Aus meiner Sammlung: Schriftgranit
Woher Schriftgranit (manchmal auch: Runengranit) seinen Namen hat, ist offensichtlich: Der stängelig in einer Grundmasse aus Feldspat orientierte Quarz erinnert schnell an Schriftzeichen.
Die Entstehung des Gesteins jedoch ist komplex und nicht wirklich bis ins letzte Detail geklärt.
Im Matthes, dem bekannten Lehrbuch der Mineralogie, liest man zum Thema: “Dieses Gefüge wird von vielen Forschern als eutektisches Kristallisat aus einer Restschmelze von Quarz-Feldspat-Zusammensetzung angesehen”. Was bedeutet dies also?
Wer kürzlich meinen Artikel über Pleystein gelesen hat, wurde auf dieser Website bereits mit Pegmatiten konfrontiert und hat damit schon eine erste knappe Einführung ins Thema gefunden, denn auch der Schriftgranit ist den Pegmatiten zuzuordnen. Aufgrund seiner Besonderheiten sollen hier nun aber etwas detailliertere Erläuterungen folgen:
Erstarrt Magma im Erdinnern zu Gestein, so scheiden sich die Minerale stets in einer bestimmten Reihenfolge ab – in Abhängigkeit davon, welche individuellen Bedingungen für ihre Kristallisation nötig sind. Natürlich bestimmt dabei die Ausgangszusammensetzung des Magmas maßgeblich, welche Minerale prinzipiell gebildet werden können.
Schriftgranit kristallisiert in einer späten Abscheidung (Pegmatit!) aus einer granitischen Schmelze, besteht aber im Gegensatz zum echten Granit (“Feldspat, Quarz und Glimmer, die vergess ich nimmer”) lediglich aus 2 Komponenten, nämlich den beiden Mineralen Feldspat und Quarz.
Üblicherweise scheidet sich Quarz sehr viel später ab als Feldspat, füllt also in aller Regel nur die “Zwickel” zwischen den anderen Mineralen. Entsprechend ist auch seine Kristallstruktur normalerweise nicht voll ausgebildet. Im Schriftgranit jedoch durchdringt er als Einkristall den ebenso perfekt kristallisierten Feldspat. Letzterer liegt außerdem als Mikroklin vor – der Feldspat-Modifikation mit der höchsten Kristallordnung.
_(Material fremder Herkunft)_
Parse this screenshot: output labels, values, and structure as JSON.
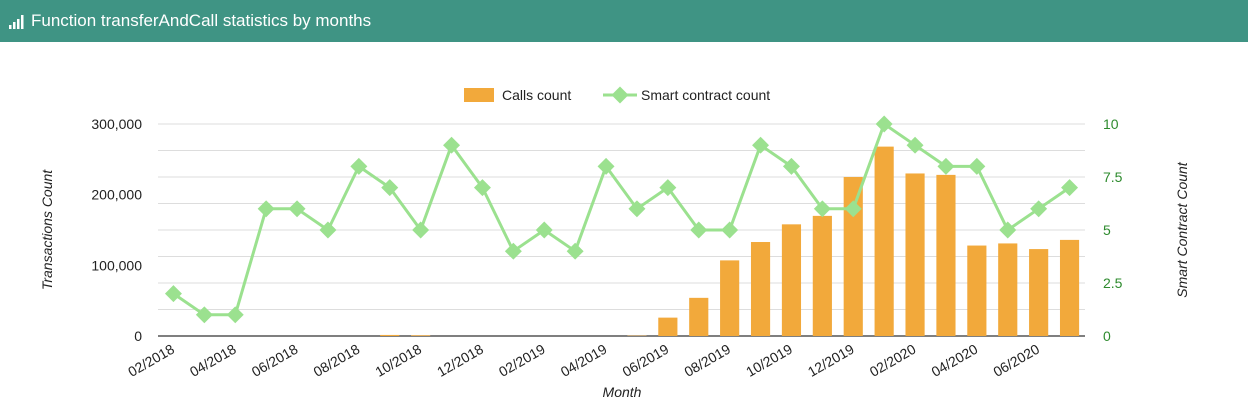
{
  "header": {
    "title": "Function transferAndCall statistics by months",
    "icon": "bar-chart-icon"
  },
  "colors": {
    "header_bg": "#3f9484",
    "bar": "#f2a93b",
    "line": "#9be18f",
    "right_axis": "#2e8b2e",
    "grid": "#dddddd"
  },
  "chart_data": {
    "type": "bar",
    "categories": [
      "02/2018",
      "03/2018",
      "04/2018",
      "05/2018",
      "06/2018",
      "07/2018",
      "08/2018",
      "09/2018",
      "10/2018",
      "11/2018",
      "12/2018",
      "01/2019",
      "02/2019",
      "03/2019",
      "04/2019",
      "05/2019",
      "06/2019",
      "07/2019",
      "08/2019",
      "09/2019",
      "10/2019",
      "11/2019",
      "12/2019",
      "01/2020",
      "02/2020",
      "03/2020",
      "04/2020",
      "05/2020",
      "06/2020",
      "07/2020"
    ],
    "x_tick_labels": [
      "02/2018",
      "04/2018",
      "06/2018",
      "08/2018",
      "10/2018",
      "12/2018",
      "02/2019",
      "04/2019",
      "06/2019",
      "08/2019",
      "10/2019",
      "12/2019",
      "02/2020",
      "04/2020",
      "06/2020"
    ],
    "series": [
      {
        "name": "Calls count",
        "type": "bar",
        "axis": "left",
        "values": [
          0,
          0,
          0,
          0,
          0,
          0,
          0,
          1500,
          1000,
          0,
          0,
          0,
          0,
          0,
          0,
          500,
          26000,
          54000,
          107000,
          133000,
          158000,
          170000,
          225000,
          268000,
          230000,
          228000,
          128000,
          131000,
          123000,
          136000
        ]
      },
      {
        "name": "Smart contract count",
        "type": "line",
        "axis": "right",
        "values": [
          2,
          1,
          1,
          6,
          6,
          5,
          8,
          7,
          5,
          9,
          7,
          4,
          5,
          4,
          8,
          6,
          7,
          5,
          5,
          9,
          8,
          6,
          6,
          10,
          9,
          8,
          8,
          5,
          6,
          7
        ]
      }
    ],
    "xlabel": "Month",
    "ylabel": "Transactions Count",
    "y2label": "Smart Contract Count",
    "ylim": [
      0,
      300000
    ],
    "y_ticks": [
      "0",
      "100,000",
      "200,000",
      "300,000"
    ],
    "y2lim": [
      0,
      10
    ],
    "y2_ticks": [
      "0",
      "2.5",
      "5",
      "7.5",
      "10"
    ],
    "grid": true,
    "legend_position": "top"
  }
}
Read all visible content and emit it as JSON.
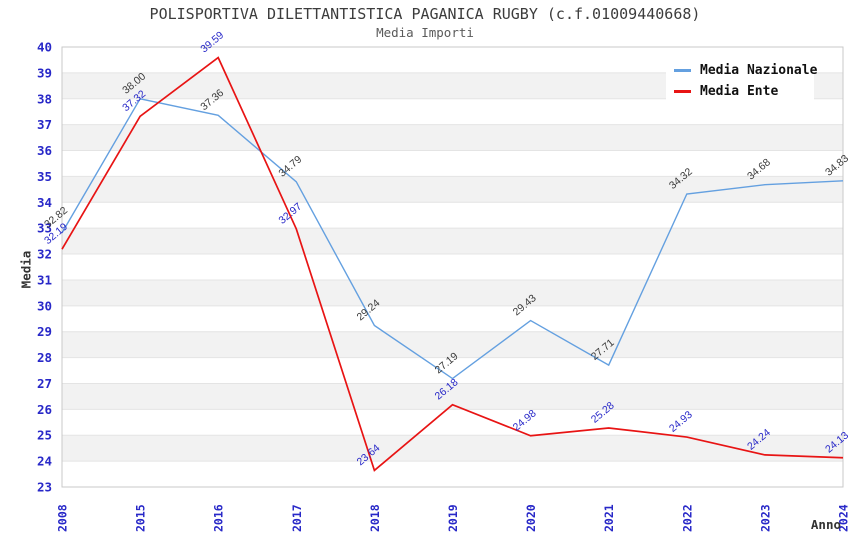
{
  "header": {
    "title": "POLISPORTIVA DILETTANTISTICA PAGANICA RUGBY (c.f.01009440668)",
    "subtitle": "Media Importi"
  },
  "chart_data": {
    "type": "line",
    "title": "POLISPORTIVA DILETTANTISTICA PAGANICA RUGBY (c.f.01009440668)",
    "subtitle": "Media Importi",
    "x": [
      "2008",
      "2015",
      "2016",
      "2017",
      "2018",
      "2019",
      "2020",
      "2021",
      "2022",
      "2023",
      "2024"
    ],
    "xlabel": "Anno",
    "ylabel": "Media",
    "ylim": [
      23,
      40
    ],
    "ytick_step": 1,
    "grid": "horizontal-bands-alternating",
    "legend_position": "top-right-inside",
    "series": [
      {
        "name": "Media Nazionale",
        "color": "#64a0e0",
        "label_color": "#3a3a3a",
        "values": [
          32.82,
          38.0,
          37.36,
          34.79,
          29.24,
          27.19,
          29.43,
          27.71,
          34.32,
          34.68,
          34.83
        ]
      },
      {
        "name": "Media Ente",
        "color": "#e81414",
        "label_color": "#2828c8",
        "values": [
          32.19,
          37.32,
          39.59,
          32.97,
          23.64,
          26.18,
          24.98,
          25.28,
          24.93,
          24.24,
          24.13
        ]
      }
    ]
  },
  "colors": {
    "axis_tick": "#2828c8",
    "band": "#f2f2f2",
    "grid": "#e4e4e4",
    "border": "#c9c9c9",
    "title": "#3c3c3c",
    "axis_title": "#333333",
    "legend_text": "#111111",
    "background": "#ffffff"
  }
}
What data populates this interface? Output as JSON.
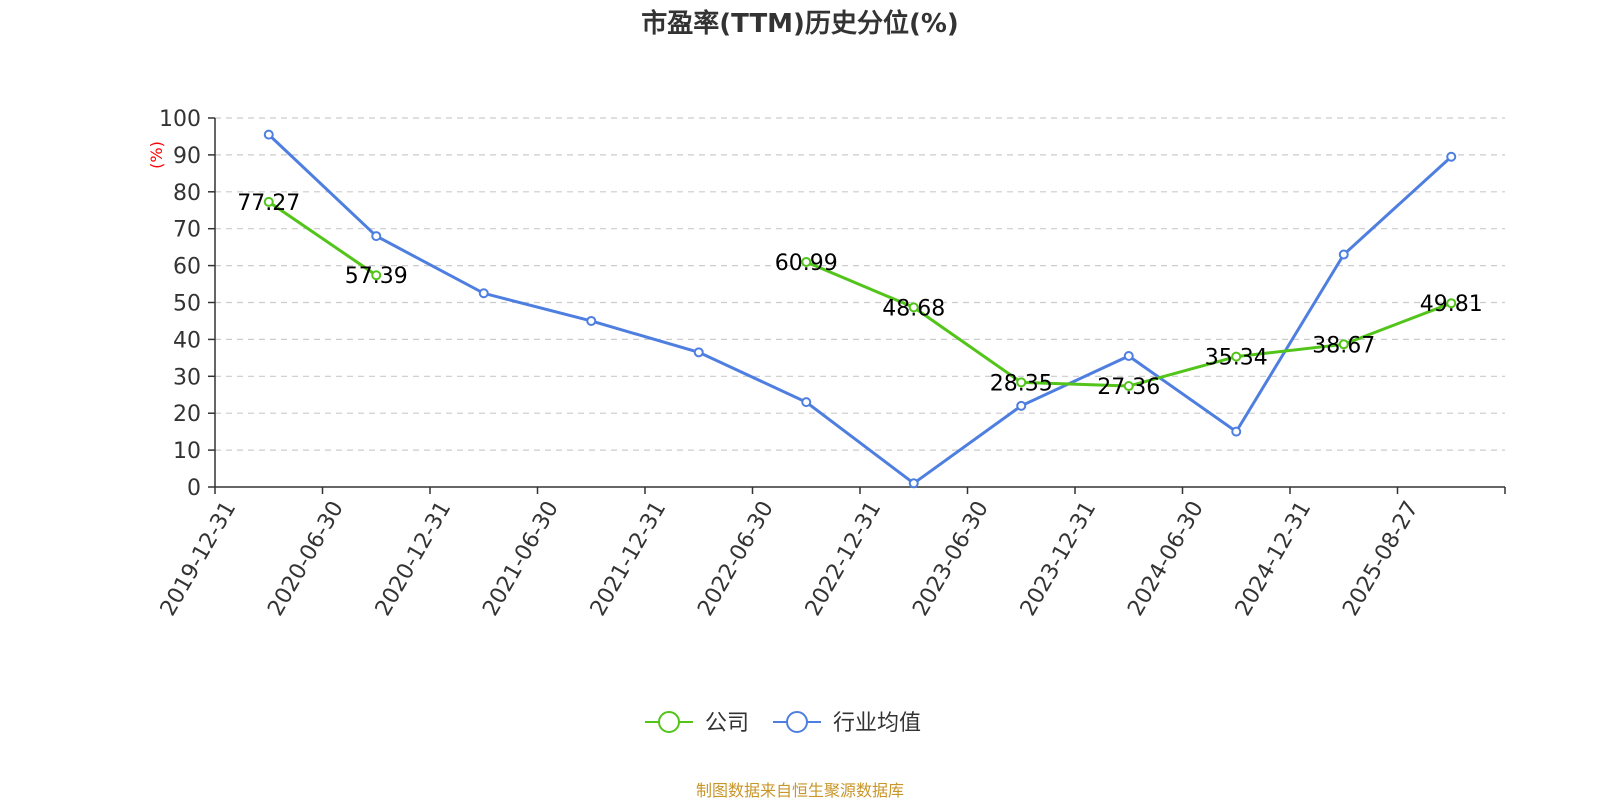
{
  "chart_data": {
    "type": "line",
    "title": "市盈率(TTM)历史分位(%)",
    "ylabel": "(%)",
    "xlabel": "",
    "ylim": [
      0,
      100
    ],
    "yticks": [
      0,
      10,
      20,
      30,
      40,
      50,
      60,
      70,
      80,
      90,
      100
    ],
    "grid": true,
    "legend_position": "bottom-center",
    "categories": [
      "2019-12-31",
      "2020-06-30",
      "2020-12-31",
      "2021-06-30",
      "2021-12-31",
      "2022-06-30",
      "2022-12-31",
      "2023-06-30",
      "2023-12-31",
      "2024-06-30",
      "2024-12-31",
      "2025-08-27"
    ],
    "series": [
      {
        "name": "公司",
        "color": "#52c41a",
        "values": [
          77.27,
          57.39,
          null,
          null,
          null,
          60.99,
          48.68,
          28.35,
          27.36,
          35.34,
          38.67,
          49.81
        ],
        "labels": [
          "77.27",
          "57.39",
          null,
          null,
          null,
          "60.99",
          "48.68",
          "28.35",
          "27.36",
          "35.34",
          "38.67",
          "49.81"
        ]
      },
      {
        "name": "行业均值",
        "color": "#4e7fe0",
        "values": [
          95.5,
          68,
          52.5,
          45,
          36.5,
          23,
          1,
          22,
          35.5,
          15,
          63,
          89.5
        ]
      }
    ]
  },
  "source": {
    "text": "制图数据来自恒生聚源数据库",
    "color": "#c8962a"
  }
}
Solch eine Konstellation kann nur zustande kommen, wenn ausnahmsweise beide Minerale gleichzeitig gebildet wurden. Hier kommt nun das o. g. eutektische Kristallisat ins Spiel, denn nur, falls die Schmelze am sogenannten eutektischen Punkt kristallisiert, ist ein derartiges Zusammenspiel möglich.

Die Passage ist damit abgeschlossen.